金发的青年脑海中浮现一个模煳不清的疑问,为什麽?他不是已经……过了吗?
此刻神智不清的他并没法想到,因为初夜不能太过分而忍耐许久的男性们可不会如此轻而易举地放过他,这晚有备而来的他们只会肆意使用他的身体,直至所有人都心满意足为止。而当中会被考虑的,则不包括他会否在这漫长而痛苦的轮暴中崩溃,声音是否会因为呻吟一夜而变得沙哑,会否因为这疯狂的性交而对任何碰触无比恐惧了。
最后所有人都发洩过两三轮后,可怜的金发深色皮肤的警校生只能无比凄惨地躺在地上昏死过去,没有剩下哪怕移动手指的力气。深色的皮肤显得一身斑驳的乾涸精斑无比明显,身上遍布着咬痕吻痕及瘀青。娃娃脸上一脸泪痕,而双眼紧闭眉头紧皱,眼皮下的紫色眼瞳还在脆弱地上翻还未回归原位。身上仅馀的白色衣服更是因为汗液和精液变得贴身而透明,视线往下,因为长时间被迫拉开了大腿无法合拢,双腿只能僵硬地大张着。而最为凄惨的还是红肿不堪的后穴,被灌满精液的后穴已经无法再吞嚥下白色混浊的液体,只能缓缓地溢出无法承受的精液。柔嫩的大腿内侧则被画了好几个七扭八歪的黑色正字,无声地告诉他人他所承受的次数。
那些成年男性们满足了兽慾,也不再为难已经凄惨无比的降谷零,只是拿出毛巾草草清除剩下的精液。而降谷零的确也对这刺激毫无反应,就算被粗糙的毛巾塞进后穴,再狠狠快速抽出,身体也只是在无意识中痛苦的抽搐一下而已。

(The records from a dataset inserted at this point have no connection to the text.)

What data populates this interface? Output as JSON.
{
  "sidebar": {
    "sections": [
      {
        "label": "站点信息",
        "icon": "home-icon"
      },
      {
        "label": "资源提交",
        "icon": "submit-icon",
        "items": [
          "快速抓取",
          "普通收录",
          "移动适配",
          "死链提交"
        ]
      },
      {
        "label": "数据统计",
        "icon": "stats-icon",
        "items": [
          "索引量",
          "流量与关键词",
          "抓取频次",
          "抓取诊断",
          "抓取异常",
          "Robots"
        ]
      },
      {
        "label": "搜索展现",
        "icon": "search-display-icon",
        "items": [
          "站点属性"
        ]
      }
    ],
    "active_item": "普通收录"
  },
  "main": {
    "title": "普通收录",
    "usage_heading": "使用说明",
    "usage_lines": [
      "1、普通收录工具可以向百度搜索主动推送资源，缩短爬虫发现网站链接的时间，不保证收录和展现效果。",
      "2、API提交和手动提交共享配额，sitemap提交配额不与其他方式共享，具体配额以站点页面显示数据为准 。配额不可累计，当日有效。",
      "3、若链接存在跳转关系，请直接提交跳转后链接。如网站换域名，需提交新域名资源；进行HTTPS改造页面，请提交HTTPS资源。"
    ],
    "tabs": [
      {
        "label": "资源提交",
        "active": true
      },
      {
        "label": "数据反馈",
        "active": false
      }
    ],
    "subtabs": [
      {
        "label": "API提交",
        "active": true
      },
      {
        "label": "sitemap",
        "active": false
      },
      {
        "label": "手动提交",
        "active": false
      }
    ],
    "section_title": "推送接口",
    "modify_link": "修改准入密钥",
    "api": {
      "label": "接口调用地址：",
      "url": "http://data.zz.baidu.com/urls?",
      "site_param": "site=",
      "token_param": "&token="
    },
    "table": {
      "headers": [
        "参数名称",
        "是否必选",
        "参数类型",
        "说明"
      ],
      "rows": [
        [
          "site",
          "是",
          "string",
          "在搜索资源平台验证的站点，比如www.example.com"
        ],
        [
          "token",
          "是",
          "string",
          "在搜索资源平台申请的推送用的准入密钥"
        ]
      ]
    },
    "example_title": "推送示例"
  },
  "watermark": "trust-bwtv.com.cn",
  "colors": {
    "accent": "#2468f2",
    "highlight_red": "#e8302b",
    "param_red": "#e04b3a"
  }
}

这些人随即就一一离去,抛下失去意识的降谷零。至于降谷零该如何从街上找回被抛下的衣服,如何避开其他同学把自己清理乾淨,怎样把油性笔的笔迹抹掉……则与他们无关。或者如果他能够早早恢復过来,那麽还能赶在深夜无人的时刻把自己清理好呢。